The proportion of women who achieved pathologic complete response, defined as no evidence of EAC of EHA, at 6 months served as the study’s primary outcome measure.
Most women (n = 154) completed the 6-month follow-up.
After 6 months, results showed pathologic complete response rates of 61% (95% CI, 42-77) for the observation group, 57% (95% CI, 41-72) for the metformin group and 67% (95% CI, 48-82) for the weight loss group.
“We were surprised how well the weight loss group did,” Obermair said. “Patients [randomly assigned] to that arm had a statistically significant better complete pathologic response rate compared with the other two arms.
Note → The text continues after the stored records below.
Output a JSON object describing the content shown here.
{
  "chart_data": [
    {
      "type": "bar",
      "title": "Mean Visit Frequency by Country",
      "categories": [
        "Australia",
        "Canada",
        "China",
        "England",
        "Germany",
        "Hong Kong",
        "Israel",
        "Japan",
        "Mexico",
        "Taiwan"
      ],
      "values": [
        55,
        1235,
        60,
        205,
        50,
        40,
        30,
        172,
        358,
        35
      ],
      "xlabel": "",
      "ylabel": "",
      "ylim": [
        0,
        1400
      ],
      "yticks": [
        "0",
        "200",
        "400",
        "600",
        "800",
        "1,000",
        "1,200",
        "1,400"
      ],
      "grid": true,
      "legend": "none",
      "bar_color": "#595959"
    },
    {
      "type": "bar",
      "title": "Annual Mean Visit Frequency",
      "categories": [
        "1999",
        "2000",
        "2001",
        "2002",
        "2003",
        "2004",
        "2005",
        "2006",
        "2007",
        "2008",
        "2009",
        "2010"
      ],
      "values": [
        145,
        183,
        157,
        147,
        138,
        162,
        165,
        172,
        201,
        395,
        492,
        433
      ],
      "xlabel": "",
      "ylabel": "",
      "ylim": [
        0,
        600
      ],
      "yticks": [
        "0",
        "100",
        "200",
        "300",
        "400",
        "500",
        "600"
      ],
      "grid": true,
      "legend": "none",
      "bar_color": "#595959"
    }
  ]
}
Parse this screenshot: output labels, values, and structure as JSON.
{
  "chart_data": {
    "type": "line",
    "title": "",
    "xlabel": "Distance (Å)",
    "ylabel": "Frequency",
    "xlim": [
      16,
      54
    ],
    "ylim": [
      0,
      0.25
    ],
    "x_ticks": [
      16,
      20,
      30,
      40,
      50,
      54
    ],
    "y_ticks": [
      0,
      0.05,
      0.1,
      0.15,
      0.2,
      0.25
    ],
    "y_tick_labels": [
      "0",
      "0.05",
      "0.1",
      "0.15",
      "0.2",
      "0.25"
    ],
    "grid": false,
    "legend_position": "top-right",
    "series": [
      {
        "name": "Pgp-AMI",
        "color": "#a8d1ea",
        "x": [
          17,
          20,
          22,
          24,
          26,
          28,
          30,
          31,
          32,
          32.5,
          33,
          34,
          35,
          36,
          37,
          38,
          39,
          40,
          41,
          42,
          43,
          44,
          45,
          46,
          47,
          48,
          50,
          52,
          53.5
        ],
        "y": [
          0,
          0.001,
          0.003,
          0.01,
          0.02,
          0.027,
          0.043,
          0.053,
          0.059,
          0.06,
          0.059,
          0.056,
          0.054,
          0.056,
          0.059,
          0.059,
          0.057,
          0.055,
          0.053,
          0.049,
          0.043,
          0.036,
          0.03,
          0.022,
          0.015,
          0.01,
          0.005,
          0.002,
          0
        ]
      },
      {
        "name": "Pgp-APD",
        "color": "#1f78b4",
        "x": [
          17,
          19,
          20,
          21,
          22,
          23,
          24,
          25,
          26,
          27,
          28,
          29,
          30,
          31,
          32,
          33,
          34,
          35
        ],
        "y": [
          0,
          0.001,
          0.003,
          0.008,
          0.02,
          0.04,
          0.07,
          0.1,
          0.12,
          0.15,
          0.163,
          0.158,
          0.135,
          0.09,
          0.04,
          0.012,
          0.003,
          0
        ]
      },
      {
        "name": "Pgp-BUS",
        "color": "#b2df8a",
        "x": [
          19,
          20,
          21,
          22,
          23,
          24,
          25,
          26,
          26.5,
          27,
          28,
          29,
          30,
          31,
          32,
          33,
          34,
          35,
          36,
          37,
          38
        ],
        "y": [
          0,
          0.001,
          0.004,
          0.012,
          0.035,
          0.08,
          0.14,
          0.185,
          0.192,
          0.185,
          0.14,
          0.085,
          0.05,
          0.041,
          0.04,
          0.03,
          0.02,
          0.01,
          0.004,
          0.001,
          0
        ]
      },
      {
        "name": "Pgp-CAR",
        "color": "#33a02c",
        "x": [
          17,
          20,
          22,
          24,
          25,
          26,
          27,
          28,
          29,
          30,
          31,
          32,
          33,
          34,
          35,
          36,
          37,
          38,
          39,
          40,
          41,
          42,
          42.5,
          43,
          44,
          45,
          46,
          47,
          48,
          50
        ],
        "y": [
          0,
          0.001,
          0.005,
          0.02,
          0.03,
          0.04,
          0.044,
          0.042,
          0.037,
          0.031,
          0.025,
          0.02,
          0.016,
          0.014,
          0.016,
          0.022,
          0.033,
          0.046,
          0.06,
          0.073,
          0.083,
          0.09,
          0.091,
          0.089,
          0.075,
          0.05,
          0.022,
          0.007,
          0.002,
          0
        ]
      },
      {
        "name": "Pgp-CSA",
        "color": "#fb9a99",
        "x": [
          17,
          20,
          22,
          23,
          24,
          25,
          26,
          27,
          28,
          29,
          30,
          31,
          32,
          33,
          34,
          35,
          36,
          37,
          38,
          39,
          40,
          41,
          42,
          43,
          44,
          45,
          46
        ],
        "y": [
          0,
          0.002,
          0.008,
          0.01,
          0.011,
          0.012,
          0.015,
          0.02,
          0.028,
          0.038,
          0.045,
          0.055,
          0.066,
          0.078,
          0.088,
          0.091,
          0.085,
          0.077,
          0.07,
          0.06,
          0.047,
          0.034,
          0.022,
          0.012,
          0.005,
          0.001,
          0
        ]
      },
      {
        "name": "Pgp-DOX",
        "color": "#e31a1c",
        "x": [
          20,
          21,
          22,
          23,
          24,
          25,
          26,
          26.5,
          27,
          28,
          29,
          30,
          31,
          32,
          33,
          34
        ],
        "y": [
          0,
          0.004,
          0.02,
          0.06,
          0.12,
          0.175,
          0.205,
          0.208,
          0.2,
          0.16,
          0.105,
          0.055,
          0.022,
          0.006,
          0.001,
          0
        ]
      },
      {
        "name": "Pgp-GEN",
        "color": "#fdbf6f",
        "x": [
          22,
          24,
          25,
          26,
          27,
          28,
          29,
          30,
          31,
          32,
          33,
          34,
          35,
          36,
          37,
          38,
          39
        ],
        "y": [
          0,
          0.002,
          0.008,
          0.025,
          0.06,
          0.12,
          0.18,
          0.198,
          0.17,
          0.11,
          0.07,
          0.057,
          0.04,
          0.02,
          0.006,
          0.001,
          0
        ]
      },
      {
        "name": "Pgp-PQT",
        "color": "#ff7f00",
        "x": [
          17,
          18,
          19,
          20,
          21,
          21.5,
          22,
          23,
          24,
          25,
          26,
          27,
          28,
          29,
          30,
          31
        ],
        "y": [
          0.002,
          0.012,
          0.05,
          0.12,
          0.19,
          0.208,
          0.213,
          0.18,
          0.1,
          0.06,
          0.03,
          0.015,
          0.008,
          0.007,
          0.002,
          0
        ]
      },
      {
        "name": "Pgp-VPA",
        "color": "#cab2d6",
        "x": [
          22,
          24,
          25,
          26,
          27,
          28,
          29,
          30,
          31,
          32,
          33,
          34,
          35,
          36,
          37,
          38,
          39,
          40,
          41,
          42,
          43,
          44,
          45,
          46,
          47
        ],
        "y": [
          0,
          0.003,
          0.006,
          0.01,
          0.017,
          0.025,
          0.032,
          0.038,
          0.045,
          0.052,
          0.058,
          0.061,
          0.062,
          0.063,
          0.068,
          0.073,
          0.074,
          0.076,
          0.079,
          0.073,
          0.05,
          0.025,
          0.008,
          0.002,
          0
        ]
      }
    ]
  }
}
We were not sure initially if patients [randomly assigned] to weight loss would actually be able to lose weight.”
Among all three treatment groups, results showed pathologic complete response rates of 82% for women with EHA and 43% for women with EAC.
During his presentation, Obermair called the pathologic complete response rates “encouraging.”
“This difference in response rates is what previous studies with much smaller case numbers reported, and it is not surprising,” Obermair said. “As cells move from healthy to cancer, they lose capability to respond to levonorgestrel.”
Obermair added that because it was a phase 2 trial, the results did not offer definitive evidence of the effectiveness of the interventions. He recommended further research examining long-term outcomes, such as recurrence, fertility and hysterectomy rates, as well as comparing 6-month and 12-month treatment durations.
“One could argue that the response rate could have been improved slightly by making the treatment duration longer,” he said.